Etiyolojisi bilinmeyen kronik bir otoimmün hastalık olan sistemik lupus eritematozus, genellikle 15 ila 45 yaş arasındaki bireyleri vurur ve eklem ağrısı, ateş, yorgunluk ve diğer zayıflatıcı semptomlarla karakterize aralıklı alevlenmelere neden olur. Tanı ve tedaviyi zorlaştıran şey, birçok hastanın tartışmaya isteksiz olduğu kabuslar ve halüsinasyonlar da dahil olmak üzere nöropsikiyatrik semptomların subjektif doğasıdır.
Çalışma sadece lupus hastaları arasında kabusların yaygınlığını vurgulamakla kalmıyor, aynı zamanda otoimmün hastalıklar ile diğer bağlamlardaki sıkıntı verici rüyalar arasında potansiyel bir bağlantı olduğunu da ortaya koyuyor. Örneğin, daha sonra Parkinson hastalığı veya demans gelişen kişiler, teşhis konulmadan çok önce canlı rüyalar gördüklerini bildirmişlerdir.

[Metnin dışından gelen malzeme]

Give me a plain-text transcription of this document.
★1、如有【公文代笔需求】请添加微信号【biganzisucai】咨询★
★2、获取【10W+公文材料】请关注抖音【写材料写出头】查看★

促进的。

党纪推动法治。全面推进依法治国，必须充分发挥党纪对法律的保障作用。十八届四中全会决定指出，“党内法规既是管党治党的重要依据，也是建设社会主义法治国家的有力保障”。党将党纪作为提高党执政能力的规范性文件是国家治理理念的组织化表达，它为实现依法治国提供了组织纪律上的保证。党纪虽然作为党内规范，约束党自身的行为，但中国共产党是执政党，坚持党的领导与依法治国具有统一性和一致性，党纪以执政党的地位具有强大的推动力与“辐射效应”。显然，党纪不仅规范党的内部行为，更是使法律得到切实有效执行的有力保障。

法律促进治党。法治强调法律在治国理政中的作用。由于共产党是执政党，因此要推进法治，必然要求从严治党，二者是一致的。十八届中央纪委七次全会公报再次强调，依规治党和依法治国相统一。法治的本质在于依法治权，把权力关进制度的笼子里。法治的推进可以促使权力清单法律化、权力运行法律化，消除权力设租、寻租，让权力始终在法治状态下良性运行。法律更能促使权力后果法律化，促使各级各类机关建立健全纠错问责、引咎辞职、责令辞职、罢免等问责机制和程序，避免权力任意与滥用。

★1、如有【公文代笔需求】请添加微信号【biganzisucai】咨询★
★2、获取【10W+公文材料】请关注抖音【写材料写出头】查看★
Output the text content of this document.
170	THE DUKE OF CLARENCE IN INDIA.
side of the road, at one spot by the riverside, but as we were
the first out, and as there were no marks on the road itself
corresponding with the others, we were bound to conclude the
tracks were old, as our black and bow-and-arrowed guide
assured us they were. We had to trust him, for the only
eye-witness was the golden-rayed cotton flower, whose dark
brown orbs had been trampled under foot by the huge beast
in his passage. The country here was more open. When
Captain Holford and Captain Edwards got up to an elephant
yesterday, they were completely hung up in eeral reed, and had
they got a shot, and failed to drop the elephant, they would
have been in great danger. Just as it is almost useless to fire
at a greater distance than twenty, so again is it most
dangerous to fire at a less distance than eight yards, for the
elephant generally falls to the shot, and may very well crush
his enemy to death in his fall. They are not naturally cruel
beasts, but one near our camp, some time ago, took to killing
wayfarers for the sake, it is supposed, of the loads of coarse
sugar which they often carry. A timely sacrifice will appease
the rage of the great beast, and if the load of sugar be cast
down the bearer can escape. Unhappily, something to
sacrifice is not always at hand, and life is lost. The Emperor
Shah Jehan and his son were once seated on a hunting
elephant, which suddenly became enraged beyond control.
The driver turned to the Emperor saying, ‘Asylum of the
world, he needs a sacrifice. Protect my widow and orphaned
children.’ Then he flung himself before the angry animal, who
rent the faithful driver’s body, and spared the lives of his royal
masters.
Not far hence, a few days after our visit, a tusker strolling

Benzer şekilde, multipl sklerozlu bazı hastalar rahatsız edici rüyalar ile hastalığın alevlenmesi arasında bir ilişki olduğunu belirtmektedir.

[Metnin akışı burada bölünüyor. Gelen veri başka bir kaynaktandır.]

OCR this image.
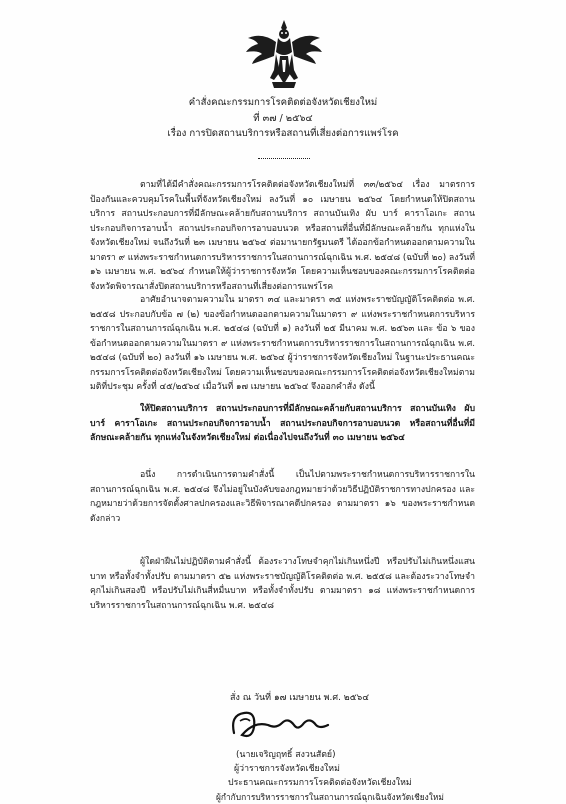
คำสั่งคณะกรรมการโรคติดต่อจังหวัดเชียงใหม่
ที่ ๓๗ / ๒๕๖๔
เรื่อง การปิดสถานบริการหรือสถานที่เสี่ยงต่อการแพร่โรค

ตามที่ได้มีคำสั่งคณะกรรมการโรคติดต่อจังหวัดเชียงใหม่ที่ ๓๓/๒๕๖๔ เรื่อง มาตรการป้องกันและควบคุมโรคในพื้นที่จังหวัดเชียงใหม่ ลงวันที่ ๑๐ เมษายน ๒๕๖๔ โดยกำหนดให้ปิดสถานบริการ สถานประกอบการที่มีลักษณะคล้ายกับสถานบริการ สถานบันเทิง ผับ บาร์ คาราโอเกะ สถานประกอบกิจการอาบน้ำ สถานประกอบกิจการอาบอบนวด หรือสถานที่อื่นที่มีลักษณะคล้ายกัน ทุกแห่งในจังหวัดเชียงใหม่ จนถึงวันที่ ๒๓ เมษายน ๒๕๖๔ ต่อมานายกรัฐมนตรี ได้ออกข้อกำหนดออกตามความในมาตรา ๙ แห่งพระราชกำหนดการบริหารราชการในสถานการณ์ฉุกเฉิน พ.ศ. ๒๕๔๘ (ฉบับที่ ๒๐) ลงวันที่ ๑๖ เมษายน พ.ศ. ๒๕๖๔ กำหนดให้ผู้ว่าราชการจังหวัด โดยความเห็นชอบของคณะกรรมการโรคติดต่อจังหวัดพิจารณาสั่งปิดสถานบริการหรือสถานที่เสี่ยงต่อการแพร่โรค

อาศัยอำนาจตามความใน มาตรา ๓๔ และมาตรา ๓๕ แห่งพระราชบัญญัติโรคติดต่อ พ.ศ. ๒๕๕๘ ประกอบกับข้อ ๗ (๒) ของข้อกำหนดออกตามความในมาตรา ๙ แห่งพระราชกำหนดการบริหารราชการในสถานการณ์ฉุกเฉิน พ.ศ. ๒๕๔๘ (ฉบับที่ ๑) ลงวันที่ ๒๕ มีนาคม พ.ศ. ๒๕๖๓ และ ข้อ ๖ ของข้อกำหนดออกตามความในมาตรา ๙ แห่งพระราชกำหนดการบริหารราชการในสถานการณ์ฉุกเฉิน พ.ศ. ๒๕๔๘ (ฉบับที่ ๒๐) ลงวันที่ ๑๖ เมษายน พ.ศ. ๒๕๖๔ ผู้ว่าราชการจังหวัดเชียงใหม่ ในฐานะประธานคณะกรรมการโรคติดต่อจังหวัดเชียงใหม่ โดยความเห็นชอบของคณะกรรมการโรคติดต่อจังหวัดเชียงใหม่ตามมติที่ประชุม ครั้งที่ ๔๕/๒๕๖๔ เมื่อวันที่ ๑๗ เมษายน ๒๕๖๔ จึงออกคำสั่ง ดังนี้

ให้ปิดสถานบริการ สถานประกอบการที่มีลักษณะคล้ายกับสถานบริการ สถานบันเทิง ผับ บาร์ คาราโอเกะ สถานประกอบกิจการอาบน้ำ สถานประกอบกิจการอาบอบนวด หรือสถานที่อื่นที่มีลักษณะคล้ายกัน ทุกแห่งในจังหวัดเชียงใหม่ ต่อเนื่องไปจนถึงวันที่ ๓๐ เมษายน ๒๕๖๔

อนึ่ง การดำเนินการตามคำสั่งนี้ เป็นไปตามพระราชกำหนดการบริหารราชการในสถานการณ์ฉุกเฉิน พ.ศ. ๒๕๔๘ จึงไม่อยู่ในบังคับของกฎหมายว่าด้วยวิธีปฏิบัติราชการทางปกครอง และกฎหมายว่าด้วยการจัดตั้งศาลปกครองและวิธีพิจารณาคดีปกครอง ตามมาตรา ๑๖ ของพระราชกำหนดดังกล่าว

ผู้ใดฝ่าฝืนไม่ปฏิบัติตามคำสั่งนี้ ต้องระวางโทษจำคุกไม่เกินหนึ่งปี หรือปรับไม่เกินหนึ่งแสนบาท หรือทั้งจำทั้งปรับ ตามมาตรา ๕๒ แห่งพระราชบัญญัติโรคติดต่อ พ.ศ. ๒๕๕๘ และต้องระวางโทษจำคุกไม่เกินสองปี หรือปรับไม่เกินสี่หมื่นบาท หรือทั้งจำทั้งปรับ ตามมาตรา ๑๘ แห่งพระราชกำหนดการบริหารราชการในสถานการณ์ฉุกเฉิน พ.ศ. ๒๕๔๘

สั่ง ณ วันที่ ๑๗ เมษายน พ.ศ. ๒๕๖๔
(นายเจริญฤทธิ์ สงวนสัตย์)
ผู้ว่าราชการจังหวัดเชียงใหม่
ประธานคณะกรรมการโรคติดต่อจังหวัดเชียงใหม่
ผู้กำกับการบริหารราชการในสถานการณ์ฉุกเฉินจังหวัดเชียงใหม่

Kabuslar ile otoimmün hastalıklar arasındaki ilişki yalnızca anekdotsal değildir; titiz bilimsel araştırmalarla desteklenmektedir. Çevrimiçi ankete ek olarak Sloan’ın ekibi, lupus da dahil olmak üzere sistemik otoimmün romatizmal hastalıklarla yaşayan bireylerle kişisel görüşmeler gerçekleştirdi. Anlatımlar tüyler ürpertici derecede canlıydı; katılımcılardan biri “insanların derisinin döküldüğüne” tanık olacak kadar korkunç rüyalar anlatıyordu.

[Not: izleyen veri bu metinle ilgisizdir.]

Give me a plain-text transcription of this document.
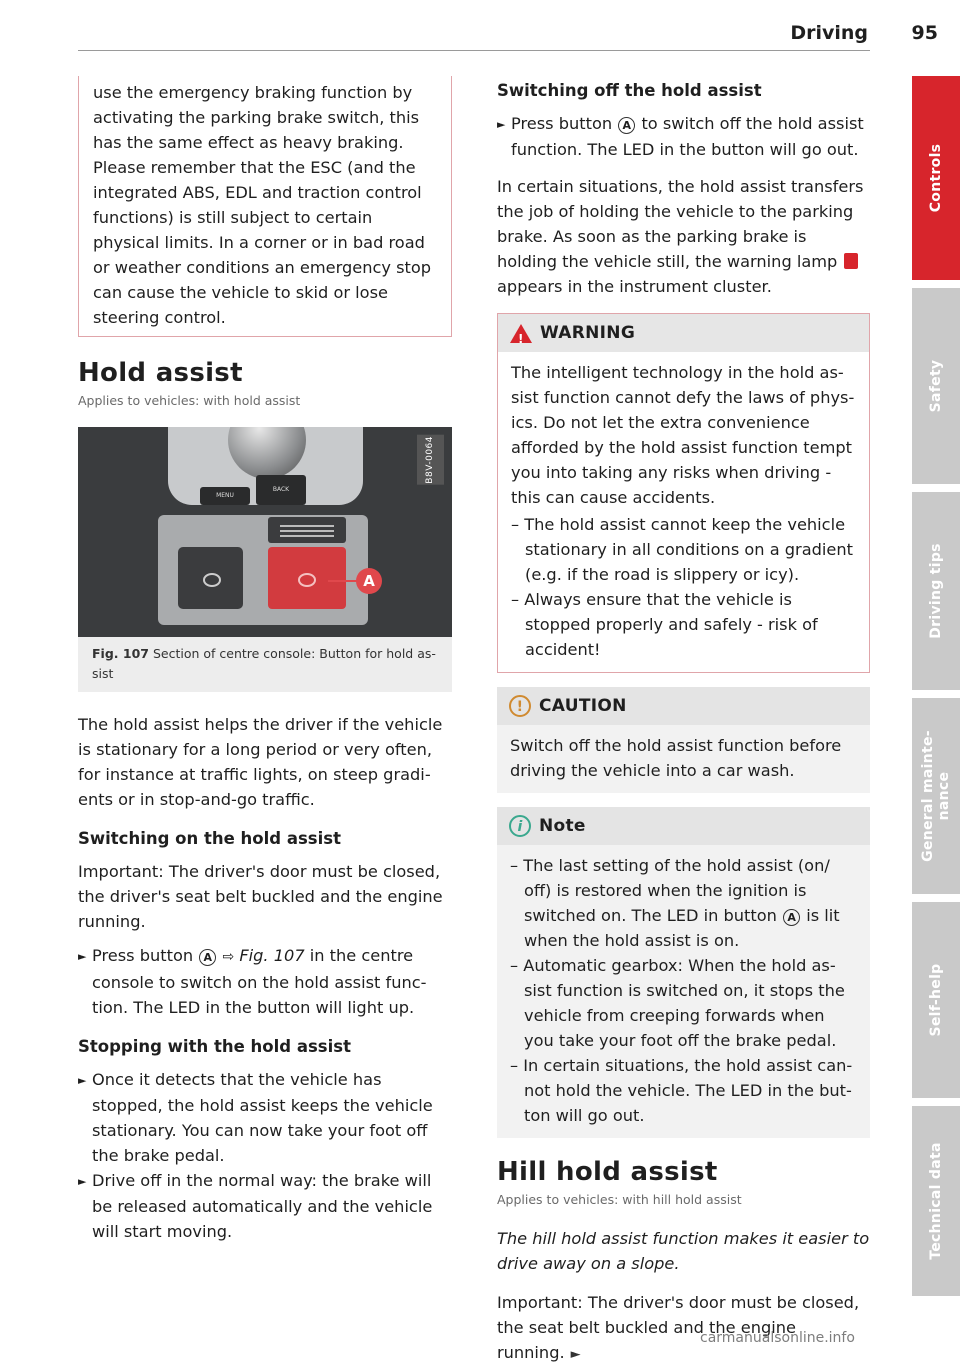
Driving 95

use the emergency braking function by activating the parking brake switch, this has the same effect as heavy braking. Please remember that the ESC (and the integrated ABS, EDL and traction control functions) is still subject to certain physical limits. In a corner or in bad road or weather conditions an emergency stop can cause the vehicle to skid or lose steering control.

Hold assist
Applies to vehicles: with hold assist
MENU
BACK
A
B8V-0064
Fig. 107 Section of centre console: Button for hold assist

The hold assist helps the driver if the vehicle is stationary for a long period or very often, for instance at traffic lights, on steep gradients or in stop-and-go traffic.

Switching on the hold assist

Important: The driver's door must be closed, the driver's seat belt buckled and the engine running.

► Press button A ⇨ Fig. 107 in the centre console to switch on the hold assist function. The LED in the button will light up.

Stopping with the hold assist

► Once it detects that the vehicle has stopped, the hold assist keeps the vehicle stationary. You can now take your foot off the brake pedal.

► Drive off in the normal way: the brake will be released automatically and the vehicle will start moving.

Switching off the hold assist

► Press button A to switch off the hold assist function. The LED in the button will go out.

In certain situations, the hold assist transfers the job of holding the vehicle to the parking brake. As soon as the parking brake is holding the vehicle still, the warning lamp  appears in the instrument cluster.

!
WARNING

The intelligent technology in the hold assist function cannot defy the laws of physics. Do not let the extra convenience afforded by the hold assist function tempt you into taking any risks when driving - this can cause accidents.

– The hold assist cannot keep the vehicle stationary in all conditions on a gradient (e.g. if the road is slippery or icy).

– Always ensure that the vehicle is stopped properly and safely - risk of accident!

! CAUTION

Switch off the hold assist function before driving the vehicle into a car wash.

i Note

– The last setting of the hold assist (on/ off) is restored when the ignition is switched on. The LED in button A is lit when the hold assist is on.

– Automatic gearbox: When the hold assist function is switched on, it stops the vehicle from creeping forwards when you take your foot off the brake pedal.

– In certain situations, the hold assist cannot hold the vehicle. The LED in the button will go out.

Hill hold assist
Applies to vehicles: with hill hold assist

The hill hold assist function makes it easier to drive away on a slope.

Important: The driver's door must be closed, the seat belt buckled and the engine running. ►

Controls
Safety
Driving tips
General mainte- nance
Self-help
Technical data
carmanualsonline.info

Çalışmanın bulgularının klinik uygulama için önemli etkileri vardır. King’s College London’dan Romatolog David D’Cruz şunu belirtiyor: “Bu araştırma, kabuslar ve lupus alevlenmeleri arasında bir bağlantı olduğuna dair kanıt sağlıyor ve biz, daha fazla doktorun kabuslar ve diğer nöropsikiyatrik semptomlar hakkında soru sormasını şiddetle teşvik ediyoruz.” Aslında ankete katılan uzmanların çoğunluğu, otoimmün alevlenmeleri daha erken tespit edip tedavi etmenin bir yolu olarak kabuslar hakkında bilgi almaya açık olduklarını ifade etti.
Rüyaların gizemli dünyasının derinliklerine indikçe, bunların fiziksel ve zihinsel sağlığımız hakkında hayati ipuçları taşıyabileceği giderek daha belirgin hale geliyor. Sloan’ın çalışması, yaklaşan sağlık krizlerine dair uyarıları fısıldayabilen rüyalarımızı dinlemenin öneminin altını çiziyor. Bir katılımcının ifadesiyle, “Rüyalarımız bize gerçekten bir şeyler anlatıyor olabilir.” Bilim insanları uyku ve otoimmün hastalıklar arasındaki karmaşık ilişkiyi çözmeye devam ettikçe, kabusların sadece gece rahatsızlıklarından daha fazlası olabileceği, vücudumuzun alarmı çalma şekli olabileceği açıkça görülüyor.
Ne düşünüyorsunuz?
Fikrini bilmek güzel. Yorum bırakın.